I have the pleasure of calling myself a bona fide Londoner these days, and yet here I am in Covent Garden, the theatre of the transient.

Turning from Beford Street into King Street, I eye up the coffee shops and imagine a warm pastry and a large cup of tea. It's an unusually early start for me and an unusual location. I enjoy feeling like a tourist, but a tourist with the added advantage of a savvy that comes from living in the city. I can negotiate the short-cuts and the side-streets, I know what to expect and perfect the slightly bored look of a city-dweller. As I turn a corner I see what at first glance appears to be a corpse, but as I swing my gaze back, I realise it's just me over-active imagination again, encouraged by crime novels and CSI. The feet under the cardboard now make sense to me as they reveal one of the homeless, in actual truth probably half-dead from the cold.

As I round the last corner, Covent Garden suddenly appears in front of me, exactly where it is supposed to be. There is a huge Christmas decoration of a reindeer made from spruce, and blue dancing lights (not of a police car, but of fairy lights). It is so early that hardly anyone is around, only stall holders and labourers emptying dustbins. It's an insight into a Covent Garden I haven't seen before and one I am instantly enamoured with; no tourists, no bustle. I can see the architecture and the cobbled streets. The charming beauty of the place fills me with a contained happiness. In this early morning sunshine, the empty streets seem incredibly beautiful.

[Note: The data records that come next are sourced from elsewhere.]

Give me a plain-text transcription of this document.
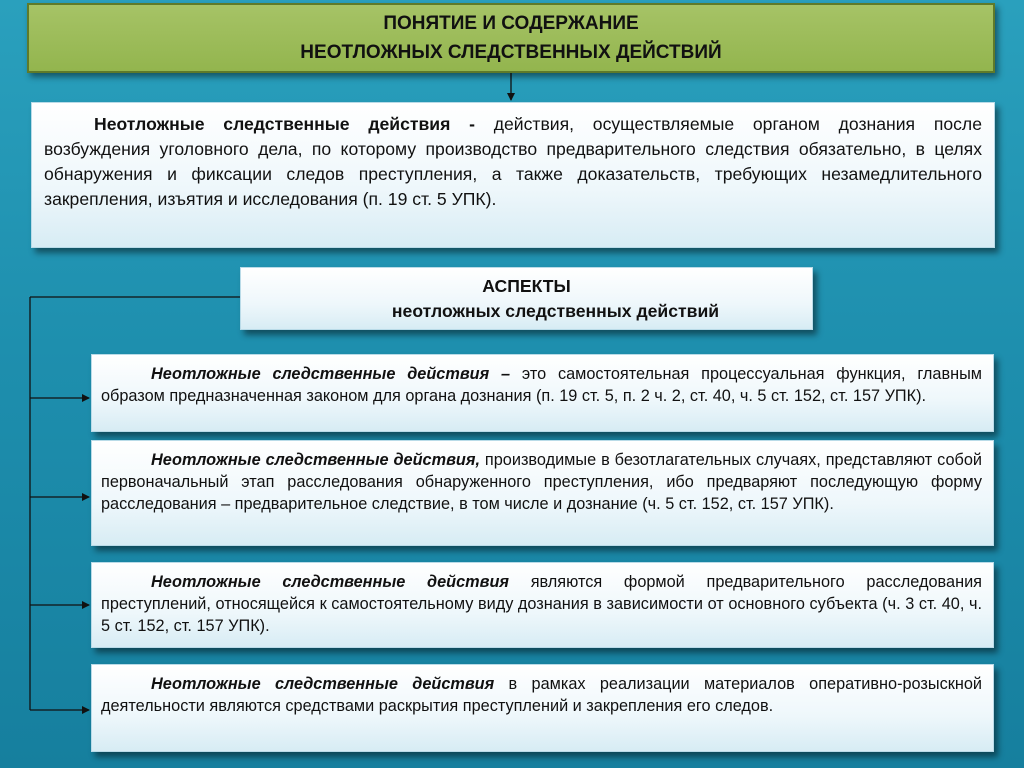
ПОНЯТИЕ И СОДЕРЖАНИЕ
НЕОТЛОЖНЫХ СЛЕДСТВЕННЫХ ДЕЙСТВИЙ
Неотложные следственные действия - действия, осуществляемые органом дознания после возбуждения уголовного дела, по которому производство предварительного следствия обязательно, в целях обнаружения и фиксации следов преступления, а также доказательств, требующих незамедлительного закрепления, изъятия и исследования (п. 19 ст. 5 УПК).
АСПЕКТЫ
неотложных следственных действий
Неотложные следственные действия – это самостоятельная процессуальная функция, главным образом предназначенная законом для органа дознания (п. 19 ст. 5, п. 2 ч. 2, ст. 40, ч. 5 ст. 152, ст. 157 УПК).
Неотложные следственные действия, производимые в безотлагательных случаях, представляют собой первоначальный этап расследования обнаруженного преступления, ибо предваряют последующую форму расследования – предварительное следствие, в том числе и дознание (ч. 5 ст. 152, ст. 157 УПК).
Неотложные следственные действия являются формой предварительного расследования преступлений, относящейся к самостоятельному виду дознания в зависимости от основного субъекта (ч. 3 ст. 40, ч. 5 ст. 152, ст. 157 УПК).
Неотложные следственные действия в рамках реализации материалов оперативно-розыскной деятельности являются средствами раскрытия преступлений и закрепления его следов.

I walk past a bench seat filled with tired looking young men in high vis jackets, tucking into white bread sandwiches and tea. They seem to radiate a tired yet mildly aggressive energy, something very male and slightly intimidating. One of them seems to stare at me in the way bulls do - low head on a thick neck, not a flicker of a human within. I suddenly feel very aware of my short skirt and loose hair, and the bull-like man gives me a long hard almost leering look, bizarrely free of desire or acknowledgement, but a look filled with something I can't quite put my finger on. It chills me and I stride past quickly, taking the next right and down another side-street to take me to Endell Street. I can't quite compute the man's look. Usually when men leer they call out a raucous comment, or a cheeky greeting. They at least smile or laugh, perhaps to hide the fact that deep down they feel embarrassed. There was such a detachment in this man's expression, maybe pure exhaustion, maybe something else?

A few hours later I linger by Trafalgar Square before heading back to Charing Cross. The whole city has undergone a transformation and people are beetling about everywhere, covering up the city with their rushed activity. The magical sense of a curtained stage has vanished.